Montréal ne s'en cache pas, le colmatage des nids-de-poule de façon automatisée a une durée de vie limitée. Le Centre d'expertise et de recherche en infrastructures urbaines, qui a produit en 2010 un guide sur les meilleures pratiques pour colmater ces verrues urbaines, souligne que la performance des opérations de colmatage automatisé n'a pas été validée scientifiquement. Le groupe ajoute que les conditions durant la réparation influencent aussi grandement l'efficacité. Le fond des trous doit être bien nettoyé avant d'y injecter le bitume, la présence d'eau ou d'humidité l'empêchant de bien adhérer à la chaussée. Même si ces réparations ne durent pas longtemps, Lionel Perez assure que Montréal ne jette pas son argent par les fenêtres. « C'est pour une raison de sécurité pour les automobilistes, mais aussi pour les cyclistes qui sont de plus en plus nombreux. »

Blitz les fins de semaine

Le nouveau contrat pour le colmatage des nids-de-poule prévoit que l'entrepreneur devra mener des opérations chaque fin de semaine sur certaines voies jugées prioritaires. Ce circuit de 270 km inclut le boulevard Pie-IX, la rue Notre-Dame et les voies de desserte de l'autoroute 40, comme Crémazie.

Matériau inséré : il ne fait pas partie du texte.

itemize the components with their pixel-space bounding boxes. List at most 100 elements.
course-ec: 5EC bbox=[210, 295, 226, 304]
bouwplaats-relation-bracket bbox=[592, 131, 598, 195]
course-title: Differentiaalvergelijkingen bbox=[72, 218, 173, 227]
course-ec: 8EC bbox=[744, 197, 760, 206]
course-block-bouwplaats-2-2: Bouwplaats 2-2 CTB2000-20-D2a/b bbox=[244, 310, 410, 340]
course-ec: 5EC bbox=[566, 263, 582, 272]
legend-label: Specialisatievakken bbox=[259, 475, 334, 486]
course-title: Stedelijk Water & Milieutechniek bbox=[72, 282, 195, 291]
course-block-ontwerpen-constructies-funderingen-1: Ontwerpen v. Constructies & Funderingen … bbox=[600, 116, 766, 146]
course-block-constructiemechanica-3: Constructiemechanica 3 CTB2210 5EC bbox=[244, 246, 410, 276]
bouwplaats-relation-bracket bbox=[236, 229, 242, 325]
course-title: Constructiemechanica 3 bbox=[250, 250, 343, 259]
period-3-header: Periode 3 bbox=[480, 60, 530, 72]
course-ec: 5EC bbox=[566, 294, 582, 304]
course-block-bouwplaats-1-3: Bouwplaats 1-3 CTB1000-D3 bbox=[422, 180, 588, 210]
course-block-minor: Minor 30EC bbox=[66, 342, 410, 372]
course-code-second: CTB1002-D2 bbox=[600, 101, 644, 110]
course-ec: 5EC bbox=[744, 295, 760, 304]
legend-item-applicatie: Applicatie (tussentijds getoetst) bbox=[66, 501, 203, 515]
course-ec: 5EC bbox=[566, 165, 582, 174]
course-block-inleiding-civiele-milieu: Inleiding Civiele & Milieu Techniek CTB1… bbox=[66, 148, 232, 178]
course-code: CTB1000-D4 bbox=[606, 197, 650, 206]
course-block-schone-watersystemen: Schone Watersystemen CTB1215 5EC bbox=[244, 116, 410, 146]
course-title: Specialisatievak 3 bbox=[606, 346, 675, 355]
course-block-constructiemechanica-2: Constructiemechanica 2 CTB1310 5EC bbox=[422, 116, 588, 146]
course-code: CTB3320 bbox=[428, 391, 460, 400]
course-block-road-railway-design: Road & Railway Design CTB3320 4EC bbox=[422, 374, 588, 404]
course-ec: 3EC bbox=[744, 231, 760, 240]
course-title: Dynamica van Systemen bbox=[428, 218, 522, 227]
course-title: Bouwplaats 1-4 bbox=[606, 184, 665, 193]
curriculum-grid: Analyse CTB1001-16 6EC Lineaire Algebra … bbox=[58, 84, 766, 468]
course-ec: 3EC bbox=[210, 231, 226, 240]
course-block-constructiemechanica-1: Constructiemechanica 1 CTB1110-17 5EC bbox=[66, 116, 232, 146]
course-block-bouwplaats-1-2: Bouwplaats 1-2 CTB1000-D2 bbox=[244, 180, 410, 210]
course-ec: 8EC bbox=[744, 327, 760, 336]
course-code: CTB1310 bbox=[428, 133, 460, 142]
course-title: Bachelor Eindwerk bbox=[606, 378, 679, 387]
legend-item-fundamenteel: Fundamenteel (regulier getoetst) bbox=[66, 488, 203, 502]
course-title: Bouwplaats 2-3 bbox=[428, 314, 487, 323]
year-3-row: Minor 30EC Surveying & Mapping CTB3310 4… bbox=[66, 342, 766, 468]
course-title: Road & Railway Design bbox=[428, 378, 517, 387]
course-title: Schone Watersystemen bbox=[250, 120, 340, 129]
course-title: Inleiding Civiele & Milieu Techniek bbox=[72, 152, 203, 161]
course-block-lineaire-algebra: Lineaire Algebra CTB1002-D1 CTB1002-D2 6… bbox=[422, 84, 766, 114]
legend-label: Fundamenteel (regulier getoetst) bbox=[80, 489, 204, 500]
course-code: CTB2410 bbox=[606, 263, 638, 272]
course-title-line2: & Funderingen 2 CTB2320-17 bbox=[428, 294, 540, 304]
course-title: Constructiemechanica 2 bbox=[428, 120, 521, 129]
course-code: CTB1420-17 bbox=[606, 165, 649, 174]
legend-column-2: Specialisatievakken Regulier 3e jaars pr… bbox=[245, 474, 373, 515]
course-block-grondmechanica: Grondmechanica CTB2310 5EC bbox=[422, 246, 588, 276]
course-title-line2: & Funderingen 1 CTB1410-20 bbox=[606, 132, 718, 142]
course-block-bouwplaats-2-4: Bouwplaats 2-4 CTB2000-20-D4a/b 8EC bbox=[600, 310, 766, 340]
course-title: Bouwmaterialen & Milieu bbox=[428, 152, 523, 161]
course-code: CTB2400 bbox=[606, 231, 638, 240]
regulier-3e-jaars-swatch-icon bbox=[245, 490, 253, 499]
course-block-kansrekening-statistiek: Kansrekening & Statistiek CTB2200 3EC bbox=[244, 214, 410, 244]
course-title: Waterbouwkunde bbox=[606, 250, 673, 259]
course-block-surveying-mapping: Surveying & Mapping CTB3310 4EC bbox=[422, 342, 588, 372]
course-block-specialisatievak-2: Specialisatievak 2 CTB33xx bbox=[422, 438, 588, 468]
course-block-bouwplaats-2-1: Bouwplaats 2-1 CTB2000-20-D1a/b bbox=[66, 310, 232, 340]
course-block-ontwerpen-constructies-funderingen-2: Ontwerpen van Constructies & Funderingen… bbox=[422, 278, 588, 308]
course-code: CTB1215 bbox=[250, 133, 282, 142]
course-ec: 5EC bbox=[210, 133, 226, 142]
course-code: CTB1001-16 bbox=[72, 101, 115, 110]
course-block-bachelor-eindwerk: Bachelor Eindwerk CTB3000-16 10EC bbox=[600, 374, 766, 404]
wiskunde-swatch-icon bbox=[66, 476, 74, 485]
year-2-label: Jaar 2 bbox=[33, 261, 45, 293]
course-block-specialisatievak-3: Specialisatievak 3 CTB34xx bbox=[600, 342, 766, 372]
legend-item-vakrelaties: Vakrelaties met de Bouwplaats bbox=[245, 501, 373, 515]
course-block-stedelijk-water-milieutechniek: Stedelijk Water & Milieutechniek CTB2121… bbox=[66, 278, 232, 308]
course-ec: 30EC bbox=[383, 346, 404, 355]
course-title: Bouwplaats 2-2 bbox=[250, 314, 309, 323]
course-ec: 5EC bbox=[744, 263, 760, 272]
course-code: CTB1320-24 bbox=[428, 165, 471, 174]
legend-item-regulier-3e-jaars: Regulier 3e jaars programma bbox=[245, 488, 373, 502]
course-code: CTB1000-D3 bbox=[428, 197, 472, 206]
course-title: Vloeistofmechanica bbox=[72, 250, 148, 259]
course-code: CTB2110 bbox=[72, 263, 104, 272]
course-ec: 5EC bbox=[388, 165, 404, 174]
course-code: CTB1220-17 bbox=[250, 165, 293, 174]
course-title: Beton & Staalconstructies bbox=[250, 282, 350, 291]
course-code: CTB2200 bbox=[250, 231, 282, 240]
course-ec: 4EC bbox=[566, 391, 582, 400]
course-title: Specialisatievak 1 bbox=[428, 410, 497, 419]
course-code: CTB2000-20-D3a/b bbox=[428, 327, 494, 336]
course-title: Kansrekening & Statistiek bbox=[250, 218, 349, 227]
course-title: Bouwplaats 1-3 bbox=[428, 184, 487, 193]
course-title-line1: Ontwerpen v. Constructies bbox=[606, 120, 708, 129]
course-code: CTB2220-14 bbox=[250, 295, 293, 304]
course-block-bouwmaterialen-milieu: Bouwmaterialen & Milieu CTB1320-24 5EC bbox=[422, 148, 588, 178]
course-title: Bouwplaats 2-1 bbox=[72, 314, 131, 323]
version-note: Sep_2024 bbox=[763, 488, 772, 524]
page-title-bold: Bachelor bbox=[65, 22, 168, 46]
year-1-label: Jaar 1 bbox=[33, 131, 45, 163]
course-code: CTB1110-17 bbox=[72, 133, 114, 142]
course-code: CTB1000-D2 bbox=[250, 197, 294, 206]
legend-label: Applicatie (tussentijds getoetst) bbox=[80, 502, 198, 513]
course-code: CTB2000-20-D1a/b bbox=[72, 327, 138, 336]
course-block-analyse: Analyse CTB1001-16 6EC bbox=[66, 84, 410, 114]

Ces opérations de colmatage de fin de semaine seront réalisées de façon systématique plutôt qu'au besoin après un redoux ou une pluie forte. « Le but est que lorsque les gens retournent au travail le lundi matin,  les artères soient dans un bon état », résume Lionel Perez.

Négos avec les cols bleus

En plus des dix machines du privé qui sillonneront les rues de Montréal, la métropole entend également acheter quatre de ces appareils pour permettre aux 19 arrondissements de colmater les trous dans leurs rues locales. Mais avant de concrétiser cet achat, Montréal doit toutefois négocier une entente avec les cols bleus. Leur convention collective leur interdit en effet de travailler dans plus d'un arrondissement. Or, comme la métropole compte acheter seulement quatre machines pour les 19 arrondissements, les cols bleus affectés à ce travail devront nécessairement travailler dans plusieurs secteurs à la fois. Le syndicat des cols bleus a indiqué à La Presse être ouvert à l'idée d'effectuer ce travail en régie et négocie actuellement une entente avec la Ville.

PHOTO PATRICK SANFACON, LA PRESSE

Les cols bleus en train de combler des nids-de-poule, rue Masson, dans Rosemont.